One of the unexpected rewards of my skin issues is learning the right way to care for my skin. When I encounter a problem, I have to get to the bottom of it until I figure it out. As a result, I've learned so many random and important things about my skin. As I journey through, I will share all I can. Today I want to talk about one simple thing: our skin. What is it? How does it operate? How does it support the rest of our bodies? Time for a little class!
Our skin is our body’s largest, and fastest growing organ. It covers an area of about 20 square feet. Skin is made up of three main layers: epidermis, dermis, and subcutaneous fat.

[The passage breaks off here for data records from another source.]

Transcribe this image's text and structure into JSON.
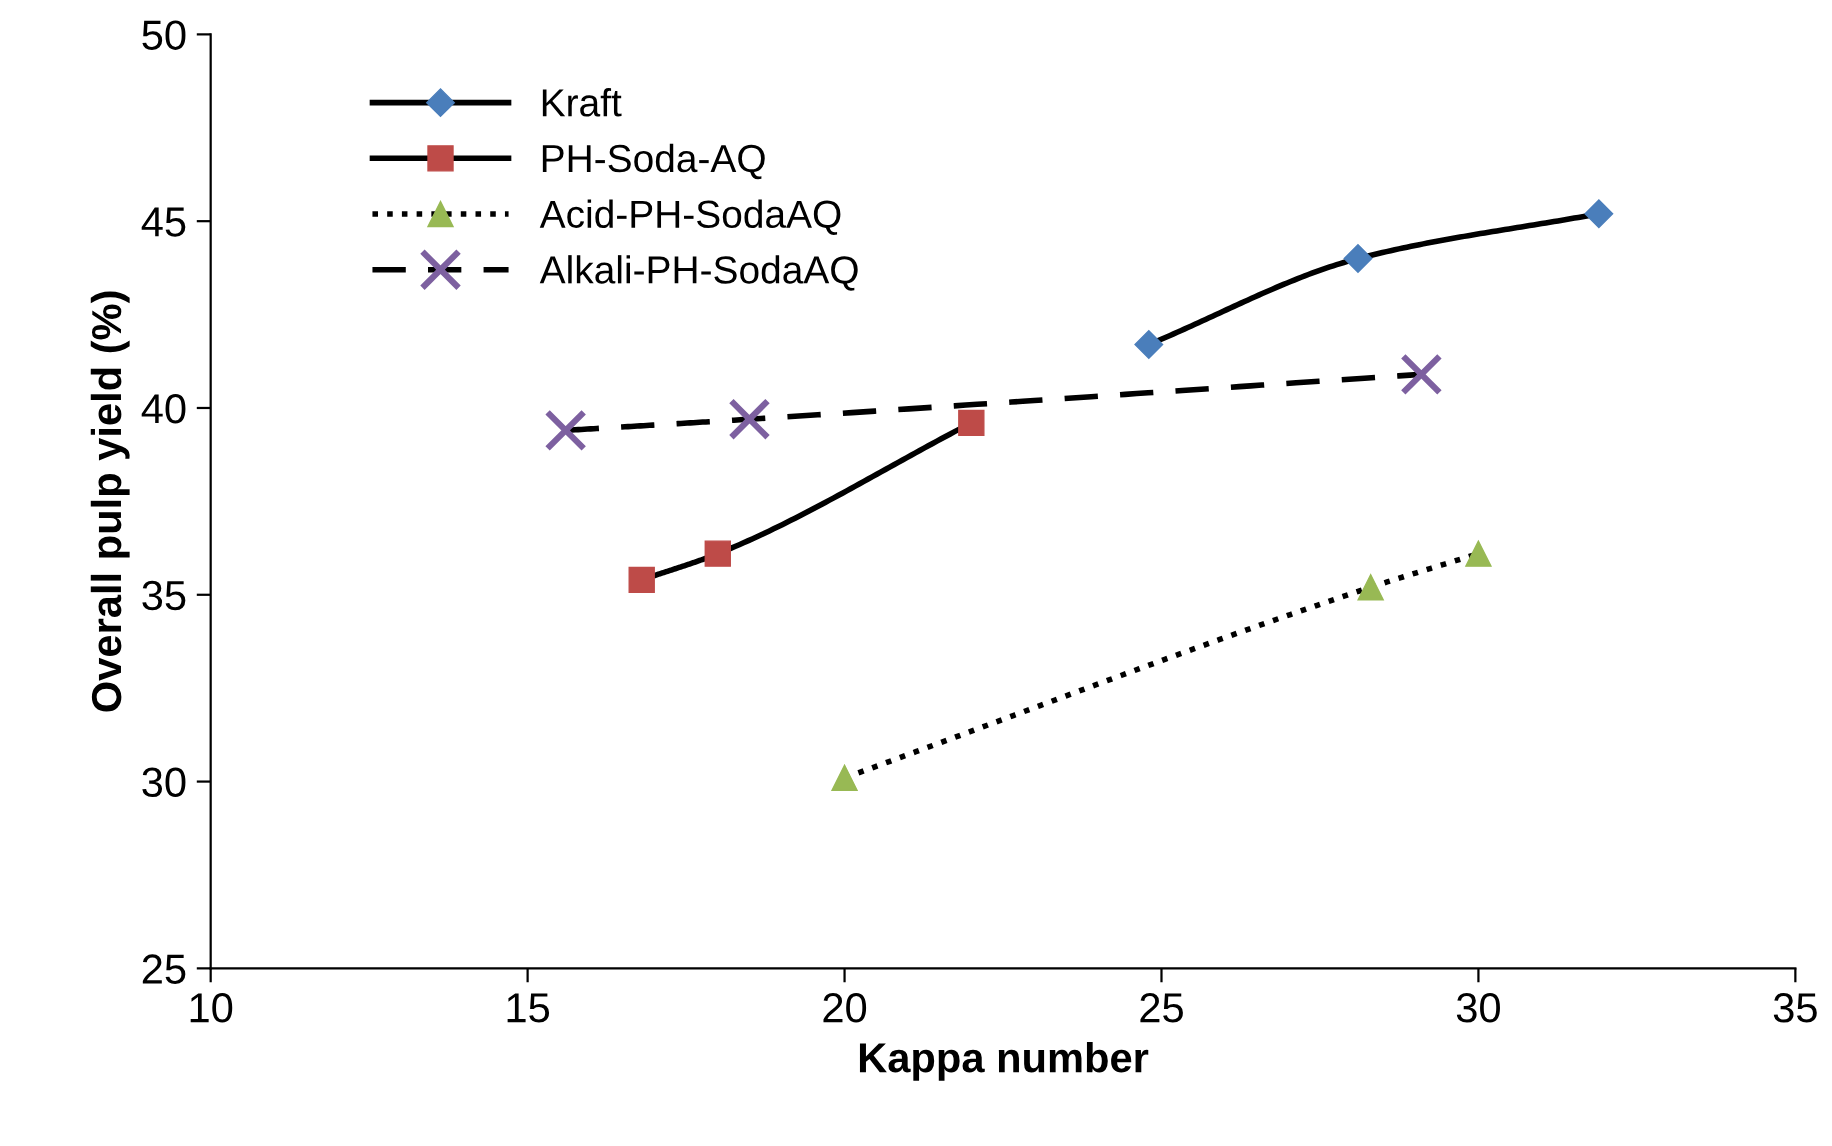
{
  "chart_data": {
    "type": "line",
    "xlabel": "Kappa number",
    "ylabel": "Overall pulp yield (%)",
    "xlim": [
      10,
      35
    ],
    "xticks": [
      10,
      15,
      20,
      25,
      30,
      35
    ],
    "ylim": [
      25,
      50
    ],
    "yticks": [
      25,
      30,
      35,
      40,
      45,
      50
    ],
    "grid": false,
    "legend": "top left",
    "series": [
      {
        "name": "Kraft",
        "color": "#4a7ebb",
        "marker": "diamond",
        "line_style": "solid",
        "x": [
          24.8,
          28.1,
          31.9
        ],
        "values": [
          41.7,
          44.0,
          45.2
        ]
      },
      {
        "name": "PH-Soda-AQ",
        "color": "#be4b48",
        "marker": "square",
        "line_style": "solid",
        "x": [
          16.8,
          18.0,
          22.0
        ],
        "values": [
          35.4,
          36.1,
          39.6
        ]
      },
      {
        "name": "Acid-PH-SodaAQ",
        "color": "#98b954",
        "marker": "triangle",
        "line_style": "dotted",
        "x": [
          20.0,
          28.3,
          30.0
        ],
        "values": [
          30.1,
          35.2,
          36.1
        ]
      },
      {
        "name": "Alkali-PH-SodaAQ",
        "color": "#7d60a0",
        "marker": "cross",
        "line_style": "dashed",
        "x": [
          15.6,
          18.5,
          29.1
        ],
        "values": [
          39.4,
          39.7,
          40.9
        ]
      }
    ]
  }
}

Epidermis is the top thin layer of skin that we all see. Skin cells are constantly being renewed in the deepest part of the epidermis. The cells are pushed to the skin’s surface where they come to die. When they die, they become filled with keratin which is a tough protein that waterproofs our skin and protects the epidermis from damage, infection, and drying out. Because the cells are constantly being renewed, pushed to the surface to die, and sloughed off the skin, we have a completely new epidermis about every 30 days. The epidermis also produces melanin which gives us our skin color and helps protect us from the skin’s rays by deflecting or absorbing them. The Langerhans cells in the epidermis are a part of the skin's immune system and also play a role in the development of skin allergies.

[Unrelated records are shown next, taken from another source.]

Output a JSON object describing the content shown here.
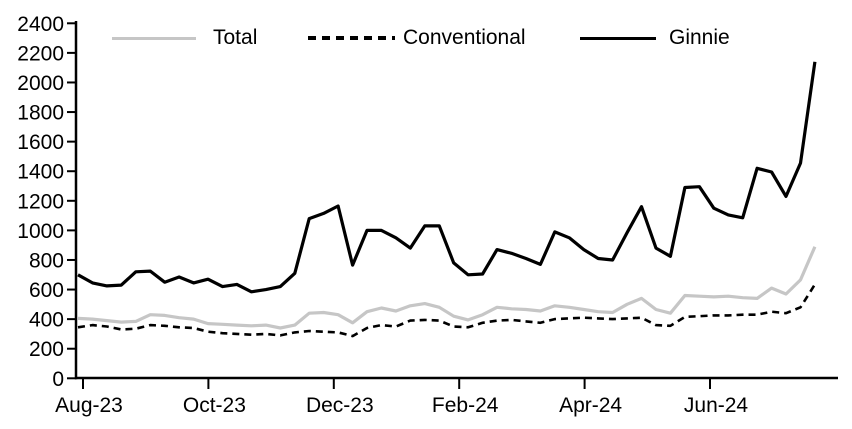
{
  "chart_data": {
    "type": "line",
    "title": "",
    "frequency": "weekly",
    "grid": false,
    "legend": {
      "position": "top",
      "entries": [
        "Total",
        "Conventional",
        "Ginnie"
      ]
    },
    "x_axis": {
      "label": "",
      "ticks": [
        {
          "label": "Aug-23",
          "month_offset": 0
        },
        {
          "label": "Oct-23",
          "month_offset": 2
        },
        {
          "label": "Dec-23",
          "month_offset": 4
        },
        {
          "label": "Feb-24",
          "month_offset": 6
        },
        {
          "label": "Apr-24",
          "month_offset": 8
        },
        {
          "label": "Jun-24",
          "month_offset": 10
        }
      ]
    },
    "y_axis": {
      "label": "",
      "min": 0,
      "max": 2400,
      "step": 200,
      "tick_labels": [
        "0",
        "200",
        "400",
        "600",
        "800",
        "1000",
        "1200",
        "1400",
        "1600",
        "1800",
        "2000",
        "2200",
        "2400"
      ]
    },
    "series": [
      {
        "name": "Total",
        "color": "#c6c6c6",
        "style": "solid",
        "values": [
          405,
          400,
          390,
          380,
          385,
          430,
          425,
          410,
          400,
          370,
          365,
          360,
          355,
          360,
          340,
          360,
          440,
          445,
          430,
          375,
          450,
          475,
          455,
          490,
          505,
          480,
          420,
          395,
          430,
          480,
          470,
          465,
          455,
          490,
          480,
          465,
          450,
          445,
          500,
          540,
          465,
          440,
          560,
          555,
          550,
          555,
          545,
          540,
          610,
          570,
          665,
          890
        ]
      },
      {
        "name": "Conventional",
        "color": "#000000",
        "style": "dashed",
        "values": [
          345,
          360,
          350,
          330,
          335,
          360,
          355,
          345,
          340,
          315,
          305,
          300,
          295,
          300,
          290,
          310,
          320,
          315,
          310,
          285,
          340,
          360,
          350,
          390,
          395,
          390,
          350,
          345,
          375,
          390,
          395,
          385,
          375,
          400,
          405,
          410,
          405,
          400,
          405,
          410,
          360,
          355,
          415,
          420,
          425,
          425,
          430,
          430,
          450,
          440,
          480,
          635
        ]
      },
      {
        "name": "Ginnie",
        "color": "#000000",
        "style": "solid",
        "values": [
          700,
          645,
          625,
          630,
          720,
          725,
          650,
          685,
          645,
          670,
          620,
          635,
          585,
          600,
          620,
          710,
          1080,
          1115,
          1165,
          765,
          1000,
          1000,
          950,
          880,
          1030,
          1030,
          780,
          700,
          705,
          870,
          845,
          810,
          770,
          990,
          950,
          870,
          810,
          800,
          985,
          1160,
          880,
          825,
          1290,
          1295,
          1150,
          1105,
          1085,
          1420,
          1395,
          1230,
          1455,
          2140
        ]
      }
    ]
  }
}
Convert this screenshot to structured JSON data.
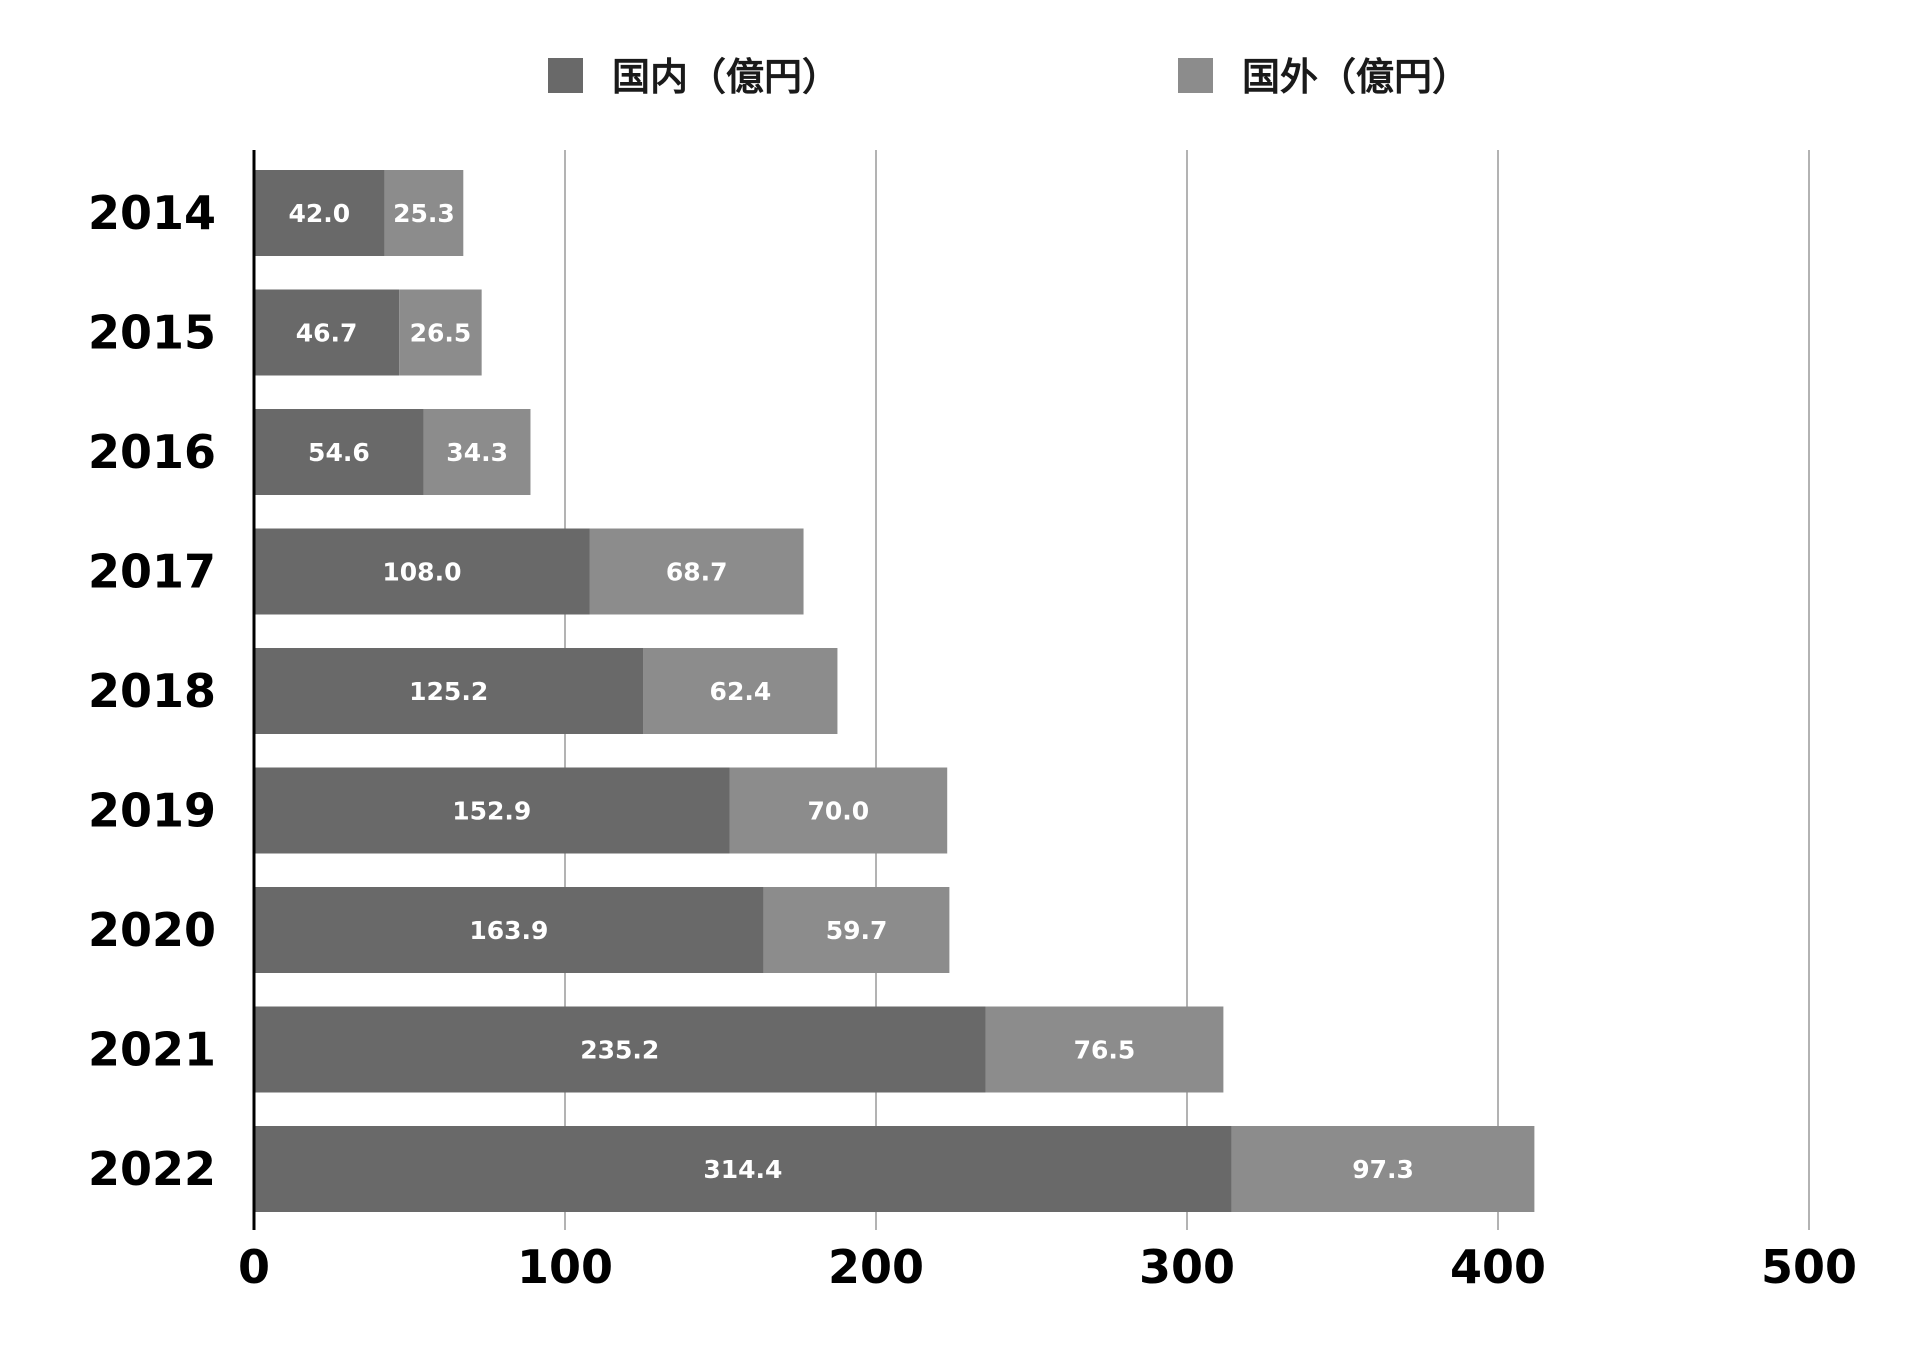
{
  "chart_data": {
    "type": "bar",
    "orientation": "horizontal",
    "stacked": true,
    "categories": [
      "2014",
      "2015",
      "2016",
      "2017",
      "2018",
      "2019",
      "2020",
      "2021",
      "2022"
    ],
    "series": [
      {
        "name": "国内（億円）",
        "color": "#696969",
        "values": [
          42.0,
          46.7,
          54.6,
          108.0,
          125.2,
          152.9,
          163.9,
          235.2,
          314.4
        ]
      },
      {
        "name": "国外（億円）",
        "color": "#8c8c8c",
        "values": [
          25.3,
          26.5,
          34.3,
          68.7,
          62.4,
          70.0,
          59.7,
          76.5,
          97.3
        ]
      }
    ],
    "xlim": [
      0,
      500
    ],
    "xticks": [
      "0",
      "100",
      "200",
      "300",
      "400",
      "500"
    ],
    "grid": "vertical",
    "legend_position": "top",
    "data_labels": true
  }
}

- Gives skin its color by making melanin.
- Produces new skin cells.
- Protects us from damage and infection.
- Creates a waterproof barrier
The dermis is called the “true skin” and lies between the epidermis and the deepest layers of the skin. This is the layer where all the magic happens. It is a thick layer of living tissue that contains blood vessels, nerve endings, our sweat glands, and hair follicles. The dermis holds the skin’s sebaceous glands which makes oil to keep skin soft and smooth. When these glands are clogged, they create acne and other problems. The epidermis does not have a direct blood supply; all nutrients that feed these cells come from the dermis. The blood vessels in the dermis help regulate body temperature; heat makes the vessels bigger which makes larger amounts of blood to circulate near the skin surface. Cold makes the vessels smaller which retains the body’s heat.
The dermis layer.......
- Holds sweat glands.
- Helps you sense and feel things.
- Grows hair.
- Produces oil.
- Brings blood to feed your skin.
Subcutaneous Fat Layer (hypodermis)
The subcutaneous layer’s role is short and sweet. This layer is your body’s insulation. It provides the padding you need to protect from heat and cold, and it stores energy. This layer is the pathway for your blood vessels and nerve cells to reach other parts of your body and attaches to body tissue to connect your dermis to your muscles and bones. The padding is the protection you need for muscles and bones to protect from breaks and falls.
The subcutaneous fat layer......
- Attaches the dermis to muscle and bones
- Guides blood vessels and nerve cells to other parts of the body
- Regulates body temperature
- Stores fat
This concludes our lesson for the day. Hopefully you’ve learned something!